Do you believe the playing field is level??

It’s not. Many have created advantages to navigate the game and produce better opportunities.

Here’s how…

Create an advantage

We all have a platform to create career advantages, and that thing is called the internet.

Yes, the thing we’re all on right now!

You can easily:

➡️ Build a niche following on social platforms
➡️ Show your work on a website (thanks Austin Kleon)
➡️ Contribute knowledge on video platforms
➡️ Share value through a podcast
➡️ Start a blog and teach others to do what you do.

The point is that the options are out there to build a profile that gives an advantage over others in the same field. This is something I talk about in depth in the How to win in the Careerverse playbook.

Think about it…

Would you rather read a document that talks about what someone can do or see what they can do?

The internet provides that gateway.

As Austin Kleon says, SHOW YOUR WORK!

This realisation has been the thing that has led me to the most opportunities in the last 2 years of my 16 + year career.

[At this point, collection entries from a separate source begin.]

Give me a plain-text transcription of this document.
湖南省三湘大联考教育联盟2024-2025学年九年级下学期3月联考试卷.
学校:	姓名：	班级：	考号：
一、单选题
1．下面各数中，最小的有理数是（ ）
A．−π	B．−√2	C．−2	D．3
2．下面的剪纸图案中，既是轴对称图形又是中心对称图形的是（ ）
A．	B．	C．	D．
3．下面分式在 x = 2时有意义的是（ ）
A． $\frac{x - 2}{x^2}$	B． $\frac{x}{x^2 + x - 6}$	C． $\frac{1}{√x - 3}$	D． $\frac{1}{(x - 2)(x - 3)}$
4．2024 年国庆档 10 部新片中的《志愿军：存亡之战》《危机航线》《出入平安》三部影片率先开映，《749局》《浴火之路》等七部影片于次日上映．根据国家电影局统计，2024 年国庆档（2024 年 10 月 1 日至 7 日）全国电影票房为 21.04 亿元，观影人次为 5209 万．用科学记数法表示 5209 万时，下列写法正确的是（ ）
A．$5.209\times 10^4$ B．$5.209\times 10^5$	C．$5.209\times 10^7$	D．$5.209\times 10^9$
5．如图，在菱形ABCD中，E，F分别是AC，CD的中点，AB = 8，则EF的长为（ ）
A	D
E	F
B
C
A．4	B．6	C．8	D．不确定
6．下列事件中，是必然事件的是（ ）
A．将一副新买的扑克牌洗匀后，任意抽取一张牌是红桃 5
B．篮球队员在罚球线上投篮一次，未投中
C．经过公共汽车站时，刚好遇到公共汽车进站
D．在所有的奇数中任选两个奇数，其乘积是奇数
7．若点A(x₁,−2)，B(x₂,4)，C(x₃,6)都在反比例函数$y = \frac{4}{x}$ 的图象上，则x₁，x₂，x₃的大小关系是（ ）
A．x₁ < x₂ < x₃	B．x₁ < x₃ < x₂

Showing what you can do gives an advantage over just talking about what you can do.

Not one or the other, combine both for maximum results

This isn’t about dumping a CV entirely.

It’s about what you can add to the toolkit alongside that CV. If you go with just a CV your chances are much lower than going in with a CV, a portfolio page and other publicly shared work.

Look at the CV like a product subscription service.

It’s the main entry point, but what are the sweeteners you can add to give you an advantage in customer conversion?

I find the more senior you get in an org, the more a cv becomes redundant. Most, if not all those hires are based on relationships. Whether that’s right or wrong to do is a topic for another time.

Give yourself the best chance for success in the career game, folks.